Entre 1916 et 1968, Hans Wildanger a tenu son commerce de photographie à la Grand-Rue de Morat. Durant cinquante ans, il a documenté la vie quotidienne du district du Lac. Une exposition à voir au Musée de Morat.
Hans Wildanger (1888-1968) est arrivé à Morat en gris-vert, en 1915. Et il n’est plus jamais reparti. En pleine Première Guerre mondiale, le Zurichois de 27 ans est mobilisé comme télégraphiste. Il rencontre Emma Haas, de deux décennies son aînée, qui tient à la Hauptgasse le magasin familial de tabac, de graines et d’articles de pêche. Ils se marient. Lui qui a touché à l’électromécanique rajoute une ligne à l’enseigne sous les arcades: articles de photographie.
Plus d’un siècle s’est écoulé. Jusqu’au 26 septembre, le Musée de Morat rend hommage à cet homme qui a nourri la mémoire collective du district du Lac durant cinquante ans. Une mémoire sous la forme de 20 000 images, conservées de- puis 2013 à la BCU de Fribourg. Un bel ouvrage accompagne la mise en valeur de ce patrimoine.
Morat la photogénique
Autodidacte, Hans Wildanger se veut moins un artiste qu’un artisan de la photographie, comme le montre l’exposition. Très impliqué dans le tourisme, il est l’auteur d’innombrables cartes postales. Il est vrai que Morat dispose de certains charmes qui se prêtent à la photogénie: ses rives sauvages avant la construction du port, son lac gelé en 1956 qui fait le bonheur des patineurs, ses rues et ses terrasses si pittoresques.

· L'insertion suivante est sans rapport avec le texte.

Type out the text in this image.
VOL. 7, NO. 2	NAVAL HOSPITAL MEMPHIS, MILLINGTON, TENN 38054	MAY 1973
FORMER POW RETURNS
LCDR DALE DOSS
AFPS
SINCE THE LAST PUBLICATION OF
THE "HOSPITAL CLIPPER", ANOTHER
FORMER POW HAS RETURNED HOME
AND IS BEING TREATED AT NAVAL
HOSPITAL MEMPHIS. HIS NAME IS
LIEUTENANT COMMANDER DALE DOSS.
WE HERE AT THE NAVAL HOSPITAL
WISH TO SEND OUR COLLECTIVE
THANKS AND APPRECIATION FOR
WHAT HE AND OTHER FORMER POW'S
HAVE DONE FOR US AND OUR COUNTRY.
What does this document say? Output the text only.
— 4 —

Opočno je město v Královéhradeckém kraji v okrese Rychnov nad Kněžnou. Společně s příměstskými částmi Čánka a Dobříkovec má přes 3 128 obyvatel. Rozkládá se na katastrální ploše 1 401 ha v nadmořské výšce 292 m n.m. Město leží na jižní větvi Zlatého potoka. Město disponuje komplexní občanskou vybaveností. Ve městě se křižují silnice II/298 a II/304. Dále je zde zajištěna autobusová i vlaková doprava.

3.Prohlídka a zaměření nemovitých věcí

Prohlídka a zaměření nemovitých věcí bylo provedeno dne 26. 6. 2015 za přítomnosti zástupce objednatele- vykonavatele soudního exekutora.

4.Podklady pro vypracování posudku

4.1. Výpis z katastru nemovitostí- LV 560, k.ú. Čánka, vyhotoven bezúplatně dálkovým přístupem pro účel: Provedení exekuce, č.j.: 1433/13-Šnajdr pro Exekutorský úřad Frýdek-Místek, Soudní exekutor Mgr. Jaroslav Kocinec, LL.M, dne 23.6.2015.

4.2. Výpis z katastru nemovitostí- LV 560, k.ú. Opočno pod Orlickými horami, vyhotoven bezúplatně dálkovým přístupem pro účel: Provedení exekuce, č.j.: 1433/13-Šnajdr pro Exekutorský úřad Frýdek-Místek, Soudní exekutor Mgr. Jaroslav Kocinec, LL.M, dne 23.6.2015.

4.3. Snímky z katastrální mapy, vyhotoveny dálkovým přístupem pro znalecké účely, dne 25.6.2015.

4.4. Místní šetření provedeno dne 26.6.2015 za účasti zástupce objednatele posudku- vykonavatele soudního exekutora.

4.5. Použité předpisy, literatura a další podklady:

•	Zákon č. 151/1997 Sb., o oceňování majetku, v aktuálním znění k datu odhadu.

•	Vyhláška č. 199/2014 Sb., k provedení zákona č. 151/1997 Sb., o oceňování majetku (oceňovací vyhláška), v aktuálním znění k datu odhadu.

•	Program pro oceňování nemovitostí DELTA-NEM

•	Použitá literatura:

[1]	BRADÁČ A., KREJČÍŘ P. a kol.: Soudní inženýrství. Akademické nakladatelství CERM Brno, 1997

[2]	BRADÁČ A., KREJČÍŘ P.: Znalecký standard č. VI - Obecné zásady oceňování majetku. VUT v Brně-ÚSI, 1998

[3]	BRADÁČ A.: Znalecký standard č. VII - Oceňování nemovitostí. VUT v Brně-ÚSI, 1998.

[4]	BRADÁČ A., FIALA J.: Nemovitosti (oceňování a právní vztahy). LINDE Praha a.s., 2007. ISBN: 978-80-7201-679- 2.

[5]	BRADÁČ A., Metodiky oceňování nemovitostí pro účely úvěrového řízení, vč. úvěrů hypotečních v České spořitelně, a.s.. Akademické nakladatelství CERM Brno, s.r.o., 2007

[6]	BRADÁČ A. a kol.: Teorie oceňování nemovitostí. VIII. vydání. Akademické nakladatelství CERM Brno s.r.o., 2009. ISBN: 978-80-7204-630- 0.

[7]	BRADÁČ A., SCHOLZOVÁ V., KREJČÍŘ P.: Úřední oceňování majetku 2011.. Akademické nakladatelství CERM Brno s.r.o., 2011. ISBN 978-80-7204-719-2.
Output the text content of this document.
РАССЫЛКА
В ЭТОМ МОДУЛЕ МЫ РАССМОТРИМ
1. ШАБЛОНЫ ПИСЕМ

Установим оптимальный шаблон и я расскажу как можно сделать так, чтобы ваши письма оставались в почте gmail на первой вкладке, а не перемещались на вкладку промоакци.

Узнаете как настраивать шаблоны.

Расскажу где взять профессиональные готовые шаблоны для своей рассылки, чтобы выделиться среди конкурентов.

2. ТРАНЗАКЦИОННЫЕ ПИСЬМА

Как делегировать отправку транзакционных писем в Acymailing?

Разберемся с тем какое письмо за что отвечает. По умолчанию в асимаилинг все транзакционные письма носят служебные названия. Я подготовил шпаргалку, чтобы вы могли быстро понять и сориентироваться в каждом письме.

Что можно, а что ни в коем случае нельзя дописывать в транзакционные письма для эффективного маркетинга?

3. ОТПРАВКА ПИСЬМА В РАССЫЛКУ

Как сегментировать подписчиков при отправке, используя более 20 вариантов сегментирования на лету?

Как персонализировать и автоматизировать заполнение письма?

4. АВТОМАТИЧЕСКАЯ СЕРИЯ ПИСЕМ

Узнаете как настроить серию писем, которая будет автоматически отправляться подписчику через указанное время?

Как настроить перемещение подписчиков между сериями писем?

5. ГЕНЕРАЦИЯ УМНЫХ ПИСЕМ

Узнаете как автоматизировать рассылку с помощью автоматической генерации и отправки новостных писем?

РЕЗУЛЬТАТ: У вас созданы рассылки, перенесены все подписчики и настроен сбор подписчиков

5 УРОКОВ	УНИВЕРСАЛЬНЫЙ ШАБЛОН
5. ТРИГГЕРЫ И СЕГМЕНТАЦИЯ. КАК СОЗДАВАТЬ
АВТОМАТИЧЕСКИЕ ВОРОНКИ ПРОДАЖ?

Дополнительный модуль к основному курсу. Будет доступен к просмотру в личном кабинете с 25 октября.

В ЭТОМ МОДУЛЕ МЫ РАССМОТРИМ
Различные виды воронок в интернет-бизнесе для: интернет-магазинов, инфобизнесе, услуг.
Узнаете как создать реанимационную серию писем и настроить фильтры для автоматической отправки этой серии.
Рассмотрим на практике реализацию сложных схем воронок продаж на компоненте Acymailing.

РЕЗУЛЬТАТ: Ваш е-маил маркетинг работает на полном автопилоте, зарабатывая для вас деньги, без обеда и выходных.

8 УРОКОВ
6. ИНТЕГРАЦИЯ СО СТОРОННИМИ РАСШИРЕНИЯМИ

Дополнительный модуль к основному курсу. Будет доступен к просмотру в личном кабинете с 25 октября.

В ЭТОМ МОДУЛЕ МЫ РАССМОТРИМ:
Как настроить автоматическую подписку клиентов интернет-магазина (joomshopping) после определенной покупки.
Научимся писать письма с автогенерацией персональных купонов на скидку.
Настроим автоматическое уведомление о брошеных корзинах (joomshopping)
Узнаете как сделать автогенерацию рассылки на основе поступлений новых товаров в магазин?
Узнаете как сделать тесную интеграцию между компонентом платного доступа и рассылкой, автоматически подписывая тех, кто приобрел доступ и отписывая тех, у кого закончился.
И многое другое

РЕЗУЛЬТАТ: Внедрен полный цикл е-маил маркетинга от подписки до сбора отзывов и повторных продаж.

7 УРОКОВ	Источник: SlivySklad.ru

- Musée de Morat, jusqu’au 26 septembre 2021
- www.museummurten.ch
- Morat dans l’objectif de Hans Wildanger, 160 pages, BCU/Musée de Morat/SHCF
«Vers 1935, Hans Wildanger prend une photo de la ville depuis le Bodenmünzi (le bois Domingue), avec le lac et le Mont-Vully à l’arrière-plan», relève le directeur Denis Decrausaz. Cette image devient emblématique de Morat, vendue aussi bien en cartes postales que stylisée par le peintre Armin Colombi et reproduite sur des affiches publicitaires.
Au fil des salles, on replonge dans le Morat d’autrefois. Les anciens reconnaîtront les inondations de 1916, le pavage de la Grand-Rue dix ans plus tard, le linge suspendu sur les rives, les bains publics, les plates-formes pour sauter dans l’eau. Comme une évidence, Hans Wildanger est aimanté par le lac. «Il photographie des bateaux et des vagues un peu à la manière des marines de Gustave Le Gray», évoque Denis Decrausaz. Un peu plus loin, le boucher Hornisberger porte fièrement un brochet, le regard plein de malice.
Grâce à la photographie, Hans Wildanger s’est élevé dans la société moratoise. Excellent commerçant, il est membre du Parti radical et désormais très impliqué dans la vie de la commune. Il chante également au sein du chœur d’hommes, dont il est le vice-président. «Nous avons ressorti de nos collections ce tableau des membres, tous photographiés par Hans Wildanger, même l’abbé Bovet.»
Durant le début du XXe siècle, le photographe – comme le médecin, le régent ou le postier – connaît tout le monde, autour d’un portrait d’identité, d’un baptême, d’un mariage, d’une fête villageoise. «Un jour, il a été demandé à Vallamand, commune vaudoise du Vully, pour tirer un portrait d’identité de chaque habitant», note Denis Decrausaz.
Après la mort d’Emma, Hans Wildanger se remarie en 1946 avec Heidi Burla, de deux décennies sa cadette. Ils ont une fille, Elisabeth. «Il photographie beaucoup dans son cercle familial», explique le directeur en pointant un choix d’images autour du sapin de Noël. Même le chien Rex a droit à son album. «Il expose ses images dans son appartement, des portraits familiaux, mais aussi des paysages.» Dans son magasin, Hans Wildanger teste les produits qu’il met en vente. Geek avant l’heure, il tourne des films Super-8, comme ce jour de baignade des éléphants du Cirque Knie ou ce cortège de la Solennité, en couleur s’il vous plaît.
Dans une scénographie repensée, cette exposition souligne l’étendue des usages de la photographie au fil du XXe siècle. La Gruyère a son Simon Glasson, Fribourg ses Lorson, Macherel, Ramstein, Rast. Désormais, les Moratois peuvent se rassurer: leur mémoire photographique est assurée par Hans Wildanger.